The $250 second place award went to Jam Sardar of Grand Rapids, Michigan for a label on a kitchen knife that warns: Never try to catch a falling knife. Everytime a knife falls I end up at the emergency room! What is wrong with these knives?


Kirk Dunham of Seabrook, Texas gets an honorable mention for a warning label he found on a bottle of dried bobcat urine made to keep rodents and other pests away from garden plants. It says: Not for human consumption. That might be the most unnecessary label in history for yours truly. This human would use gloves to even touch this bottle.


Another honorable mention goes to Lyne Anton of Elk, California who found the following warning label on a baking pan: Ovenware will get hot when used in oven. Really? I noticed dishes get hot in the oven too. Maybe there is a trend here…hmmm.


But the grand prize winner goes to a heat gun and paint remover that produces temperatures of 1,000 degrees and warns: Do not use this tool as a hair dryer. I would suspect that you would figure this out relatively quickly. “Honey, is that ovenware getting hot again? I smell something burning. Never mind, dear, I just melted my hair. I wish they would have warned me not to use a paint removing heat gun on my head.”


“Warning labels are a sign of our lawsuit-plagued times,” said Robert B. Dorigo Jones, M-LAW president. “An unpredictable legal system – in which judges allow anyone to file a lawsuit on almost any theory – has created a need for product makers to plaster wacky warnings on everything.” Humor columnist Dave Barry wrote about this trend. “Fortunately, I live in the United States of America, where we are gradually coming to understand that nothing we do is ever our fault, especially if it is really stupid.” And these warning labels are a sign that too many of us are unwilling to take any personal responsibility for our actions. We are the culture of “not at fault”. There is “no fault” auto insurance and “no fault” divorce. A child learns to say “it’s not my fault” right after they learn to say “no.” The “not at fault” mindset has crept into the body of Christ as well. For too many people nothing is ever their fault. We seem to have lost the ability to simply say “I was wrong. Please forgive me.” Instead we do the dreaded apology light. You know the syndrome. Some people can only say the words “I am sorry” if that phrase is immediately followed by a gigantic but (that would be one “t”). Whenever I see or hear the gigantic “but” I tend to discount the apology. I am sorry but I was having a bad day. Forgive me for my words but I was really tired and not feeling well. I shouldn’t have reacted but the other person was rude. I overreacted but he pushed my buttons (whatever that means). Blah, blah, blah, blah. We have allowed our American idea of rights to infiltrate the church. The confusing of rights and responsibilities is a dangerous trap for the body of Christ. Basically, being responsible for our actions is an act of love and obedience. Clearly we have a biblical responsibility to love one another. The Apostle John has some insight.

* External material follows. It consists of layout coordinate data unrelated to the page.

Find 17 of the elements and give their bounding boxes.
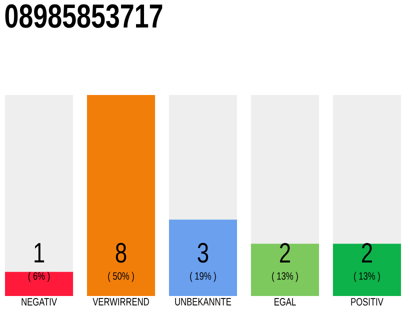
data-label: ( 6% ) (28, 272, 50, 282)
annotation: 2 (280, 242, 290, 263)
annotation: 8 (116, 242, 126, 263)
annotation: 2 (362, 242, 372, 263)
x-tick-label: VERWIRREND (92, 298, 149, 306)
data-label: ( 19% ) (190, 272, 216, 282)
chart-title: 08985853717 (5, 4, 162, 28)
data-label: ( 13% ) (354, 272, 380, 282)
data-label: ( 13% ) (272, 272, 298, 282)
x-tick-label: NEGATIV (22, 298, 57, 306)
x-tick-label: UNBEKANNTE (175, 298, 232, 306)
annotation: 1 (34, 243, 44, 262)
x-tick-label: POSITIV (351, 298, 384, 306)
bar (5, 272, 74, 296)
annotation: 3 (198, 242, 208, 263)
x-tick-label: EGAL (274, 298, 296, 306)
data-label: ( 50% ) (108, 272, 134, 282)
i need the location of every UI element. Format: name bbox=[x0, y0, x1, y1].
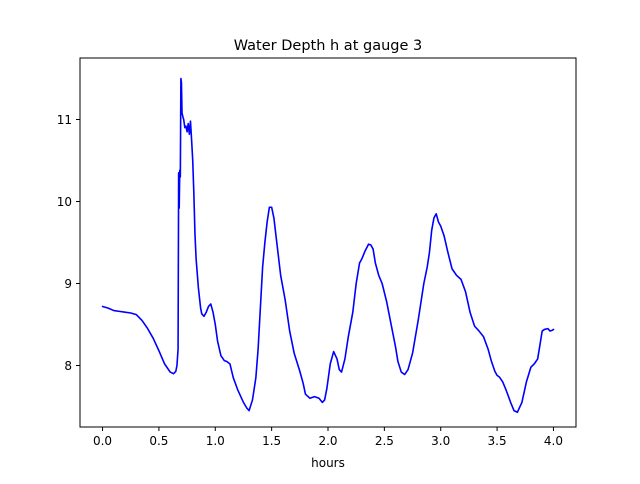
x-tick-label: 0.0 bbox=[93, 434, 112, 448]
series-line-0 bbox=[101, 77, 555, 414]
y-tick-label: 8 bbox=[64, 359, 72, 373]
y-tick-label: 10 bbox=[57, 195, 72, 209]
chart-title: Water Depth h at gauge 3 bbox=[234, 38, 422, 54]
x-tick-label: 0.5 bbox=[149, 434, 168, 448]
x-tick-label: 3.5 bbox=[488, 434, 507, 448]
y-axis-ticks: 8 9 10 11 bbox=[57, 113, 80, 373]
y-tick-label: 9 bbox=[64, 277, 72, 291]
x-tick-label: 3.0 bbox=[431, 434, 450, 448]
x-tick-label: 1.5 bbox=[262, 434, 281, 448]
x-tick-label: 2.5 bbox=[375, 434, 394, 448]
y-tick-label: 11 bbox=[57, 113, 72, 127]
x-axis-label: hours bbox=[311, 456, 345, 470]
x-tick-label: 2.0 bbox=[318, 434, 337, 448]
x-axis-ticks: 0.0 0.5 1.0 1.5 2.0 2.5 3.0 3.5 4.0 bbox=[93, 427, 563, 448]
x-tick-label: 4.0 bbox=[544, 434, 563, 448]
x-tick-label: 1.0 bbox=[206, 434, 225, 448]
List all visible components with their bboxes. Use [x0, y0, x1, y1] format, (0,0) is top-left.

If anyone boasts, “I love God,” and goes right on hating his brother or sister, thinking nothing of it, he is a liar. If he won’t love the person he can see, how can he love the God he can’t see? The command we have from Christ is blunt: Loving God includes loving people. You’ve got to love both. (1 John 4:20-21) The Message


The command is indeed blunt. Noted Christian author A. B. Simpson once noted that “a good way to test your love to God is by the way you treat your brother…God is more concerned by my conduct toward my brother than by my prayers to Him.” Amen. Jesus said something similar to the Pharisees: “Do you want to stand out? Then step down. Be a servant. If you puff yourself up, you’ll get the wind knocked out of you. But if you’re content to simply be yourself, your life will count for plenty.” (Matthew 23:11-12) The Message


I want my life to count for plenty. I am willing to take responsibility for my actions. If I am stupid (make that when I am stupid) I am willing to say I am wrong, I am sorry, and no buts about it.